Once more he retired to the valise, for we were making now for a vill—for a heap of bricks near the river; you may guess the river. It was about this time that I made a little rhyme for him:
There was a young puppy called Howard,
Who at fighting was rather a coward;
He never quite ran
When the battle began,
But he started at once to bow-wow hard.
A good poet is supposed to be superior to the exigencies of rhyme, but I am afraid that in any case Common’s reputation had to be sacrificed to them. To be lyrical over anybody called Howard Common without hinting that he—well, try for yourself. Anyhow it was a lie, as so much good poetry is.
There came a time when valises were left behind and life for a fortnight had to be sustained on a pack. One seems to want very many things, but there was no hesitation about Common’s right to a place. So he came to see his first German dug-out, and to get a proper understanding of this dead bleached land and the great work which awaited him there. It was to blow away shells and bullets when they came too near the master in whose pocket he sat.
In this he was successful; but I think that the feat in which he takes most pride was performed one very early summer morning.

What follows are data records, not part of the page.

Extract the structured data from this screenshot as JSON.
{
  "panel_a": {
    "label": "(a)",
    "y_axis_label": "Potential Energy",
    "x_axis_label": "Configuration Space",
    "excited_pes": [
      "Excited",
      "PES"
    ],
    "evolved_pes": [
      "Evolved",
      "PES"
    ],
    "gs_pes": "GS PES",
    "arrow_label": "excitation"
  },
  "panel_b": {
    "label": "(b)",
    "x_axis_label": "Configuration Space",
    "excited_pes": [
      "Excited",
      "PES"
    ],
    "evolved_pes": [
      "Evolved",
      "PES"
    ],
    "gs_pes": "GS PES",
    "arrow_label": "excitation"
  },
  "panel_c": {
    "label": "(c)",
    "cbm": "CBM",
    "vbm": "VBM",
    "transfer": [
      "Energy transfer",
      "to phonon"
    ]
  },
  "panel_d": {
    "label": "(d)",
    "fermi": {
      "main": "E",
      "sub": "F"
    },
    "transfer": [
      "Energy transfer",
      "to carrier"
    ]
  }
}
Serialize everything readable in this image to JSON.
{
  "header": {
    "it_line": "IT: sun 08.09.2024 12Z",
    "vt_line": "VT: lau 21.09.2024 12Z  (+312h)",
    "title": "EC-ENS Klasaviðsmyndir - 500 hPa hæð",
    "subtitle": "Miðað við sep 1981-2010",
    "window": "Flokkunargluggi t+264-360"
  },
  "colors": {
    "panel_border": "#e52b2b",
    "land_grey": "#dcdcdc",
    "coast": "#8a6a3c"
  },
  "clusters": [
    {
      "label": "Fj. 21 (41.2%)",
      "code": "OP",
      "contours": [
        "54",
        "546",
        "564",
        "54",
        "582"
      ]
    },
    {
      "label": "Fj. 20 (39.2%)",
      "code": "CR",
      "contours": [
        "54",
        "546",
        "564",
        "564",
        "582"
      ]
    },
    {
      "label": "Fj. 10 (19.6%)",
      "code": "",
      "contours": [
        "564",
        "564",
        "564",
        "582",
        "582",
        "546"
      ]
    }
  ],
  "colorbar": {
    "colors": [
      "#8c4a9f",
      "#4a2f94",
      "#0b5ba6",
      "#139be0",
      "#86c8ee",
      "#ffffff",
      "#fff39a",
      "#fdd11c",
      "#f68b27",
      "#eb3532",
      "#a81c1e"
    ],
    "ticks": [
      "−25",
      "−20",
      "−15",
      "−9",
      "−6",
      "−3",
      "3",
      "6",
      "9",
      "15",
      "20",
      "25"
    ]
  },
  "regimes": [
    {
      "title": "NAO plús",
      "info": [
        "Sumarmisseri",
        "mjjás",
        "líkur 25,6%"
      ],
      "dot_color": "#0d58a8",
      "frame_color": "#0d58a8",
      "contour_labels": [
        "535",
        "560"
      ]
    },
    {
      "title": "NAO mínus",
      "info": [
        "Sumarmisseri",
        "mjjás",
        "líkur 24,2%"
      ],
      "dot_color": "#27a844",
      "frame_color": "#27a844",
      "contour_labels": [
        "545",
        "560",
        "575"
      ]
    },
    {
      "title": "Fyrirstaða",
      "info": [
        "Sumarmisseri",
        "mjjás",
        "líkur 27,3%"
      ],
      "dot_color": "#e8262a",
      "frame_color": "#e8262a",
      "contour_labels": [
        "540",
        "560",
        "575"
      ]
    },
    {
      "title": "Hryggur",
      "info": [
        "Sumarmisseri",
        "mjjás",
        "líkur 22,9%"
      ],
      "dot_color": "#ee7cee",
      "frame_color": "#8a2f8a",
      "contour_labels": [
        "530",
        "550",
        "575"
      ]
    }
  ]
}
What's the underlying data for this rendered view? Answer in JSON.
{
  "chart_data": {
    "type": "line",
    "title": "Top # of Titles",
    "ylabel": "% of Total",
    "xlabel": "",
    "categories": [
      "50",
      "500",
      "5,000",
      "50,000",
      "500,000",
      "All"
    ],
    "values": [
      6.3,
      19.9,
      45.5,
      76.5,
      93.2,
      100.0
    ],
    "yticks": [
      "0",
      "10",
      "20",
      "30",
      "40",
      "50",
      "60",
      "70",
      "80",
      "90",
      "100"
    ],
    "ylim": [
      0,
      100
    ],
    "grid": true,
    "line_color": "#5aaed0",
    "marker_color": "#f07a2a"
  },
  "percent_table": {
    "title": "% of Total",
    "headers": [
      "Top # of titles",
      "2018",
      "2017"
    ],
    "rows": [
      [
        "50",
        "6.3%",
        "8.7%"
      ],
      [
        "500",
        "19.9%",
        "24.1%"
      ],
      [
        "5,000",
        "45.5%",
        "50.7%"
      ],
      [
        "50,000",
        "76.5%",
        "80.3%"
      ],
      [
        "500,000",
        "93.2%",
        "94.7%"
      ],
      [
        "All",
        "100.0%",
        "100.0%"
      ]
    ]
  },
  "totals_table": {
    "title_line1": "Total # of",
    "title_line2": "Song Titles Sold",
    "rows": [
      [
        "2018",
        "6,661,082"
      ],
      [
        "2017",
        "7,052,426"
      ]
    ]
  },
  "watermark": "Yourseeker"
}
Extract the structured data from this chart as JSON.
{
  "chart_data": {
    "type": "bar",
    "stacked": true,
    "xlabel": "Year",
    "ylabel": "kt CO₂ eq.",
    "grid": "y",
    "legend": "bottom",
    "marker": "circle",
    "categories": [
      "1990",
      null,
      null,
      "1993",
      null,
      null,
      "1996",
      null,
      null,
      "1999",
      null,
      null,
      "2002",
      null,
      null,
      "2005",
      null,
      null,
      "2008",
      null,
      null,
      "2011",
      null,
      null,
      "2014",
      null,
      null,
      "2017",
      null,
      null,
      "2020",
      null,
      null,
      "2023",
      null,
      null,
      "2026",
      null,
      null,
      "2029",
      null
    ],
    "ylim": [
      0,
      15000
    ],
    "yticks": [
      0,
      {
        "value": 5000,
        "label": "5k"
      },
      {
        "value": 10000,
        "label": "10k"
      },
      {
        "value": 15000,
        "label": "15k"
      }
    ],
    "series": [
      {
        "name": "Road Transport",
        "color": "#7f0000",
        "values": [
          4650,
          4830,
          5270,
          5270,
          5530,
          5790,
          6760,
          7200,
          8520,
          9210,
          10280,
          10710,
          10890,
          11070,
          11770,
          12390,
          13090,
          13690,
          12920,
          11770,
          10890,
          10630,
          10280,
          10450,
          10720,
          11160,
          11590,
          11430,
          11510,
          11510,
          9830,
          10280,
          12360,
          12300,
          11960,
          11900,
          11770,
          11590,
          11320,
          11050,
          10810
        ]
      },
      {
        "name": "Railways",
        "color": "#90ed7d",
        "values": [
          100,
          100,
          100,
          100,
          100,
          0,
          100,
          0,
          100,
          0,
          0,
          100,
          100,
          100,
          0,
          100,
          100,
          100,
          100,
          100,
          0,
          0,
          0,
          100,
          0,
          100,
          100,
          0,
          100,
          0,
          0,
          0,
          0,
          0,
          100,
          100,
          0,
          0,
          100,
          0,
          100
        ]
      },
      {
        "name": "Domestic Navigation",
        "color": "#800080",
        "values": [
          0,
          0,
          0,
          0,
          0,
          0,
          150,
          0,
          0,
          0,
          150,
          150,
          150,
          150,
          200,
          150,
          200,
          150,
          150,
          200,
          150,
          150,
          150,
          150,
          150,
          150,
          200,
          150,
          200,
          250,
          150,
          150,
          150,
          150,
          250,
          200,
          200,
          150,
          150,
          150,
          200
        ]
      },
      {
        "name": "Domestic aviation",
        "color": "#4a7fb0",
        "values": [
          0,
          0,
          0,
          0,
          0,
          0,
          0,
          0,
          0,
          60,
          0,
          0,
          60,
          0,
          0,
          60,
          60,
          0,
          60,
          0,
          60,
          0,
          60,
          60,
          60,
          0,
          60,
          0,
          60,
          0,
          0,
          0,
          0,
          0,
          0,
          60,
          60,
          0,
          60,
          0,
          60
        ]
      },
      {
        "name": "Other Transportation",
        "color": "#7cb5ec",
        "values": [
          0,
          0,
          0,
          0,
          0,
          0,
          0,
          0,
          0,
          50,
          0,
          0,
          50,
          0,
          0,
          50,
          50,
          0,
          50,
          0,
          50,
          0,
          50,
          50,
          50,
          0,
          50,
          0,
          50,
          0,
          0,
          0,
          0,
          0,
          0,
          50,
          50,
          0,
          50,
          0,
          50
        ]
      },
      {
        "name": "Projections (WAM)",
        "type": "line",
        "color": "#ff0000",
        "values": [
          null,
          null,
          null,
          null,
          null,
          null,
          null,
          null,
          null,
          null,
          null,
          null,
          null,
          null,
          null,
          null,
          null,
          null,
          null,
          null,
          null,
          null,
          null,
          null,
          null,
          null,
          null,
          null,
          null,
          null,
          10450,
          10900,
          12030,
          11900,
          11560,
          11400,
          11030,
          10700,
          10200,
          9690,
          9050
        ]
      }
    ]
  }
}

A telephone line had to be laid, and, for reasons obvious to Common, rather rapidly. It was laid safely—a mere nothing to him by this time. But when it was joined up to the telephone in the front line, then he realized that he was called upon to be not only a personal mascot, but a mascot to the battalion, and he sat himself upon the telephone and called down a blessing on that cable, so that it remained whole for two days and a night when by all the rules it should have been in a thousand pieces. “And even if I didn’t really do it all myself,” he said, “anyhow I did make some of the men in the trench smile a little that morning, and there wasn’t so very much smiling going on just then, you know.”
After that morning he lived in my pocket, sometimes sniffing at an empty pipe, sometimes trying to read letters from Mistress which joined him every day. We had gone North to a more gentlemanly part of the line, and his duties took but little of his time, so that anything novel, like a pair of pliers or an order from the Director of Army Signals, was always welcome. To begin with he took up rather more than his fair share of the pocket, but he rapidly thinned down. Alas! in the rigours of the campaign he also lost his voice; and his little black collar, his only kit, disappeared.
Then, just when we seemed settled for the winter, we were ordered South again. Common knew what that meant, a busy time for him. We moved down slowly, and he sampled billet after billet, but we arrived at last and sat down to wait for the day.
And then he began to get nervous. Always he was present when the operations were discussed; he had seen all the maps; he knew exactly what was expected of us. And he didn’t like it.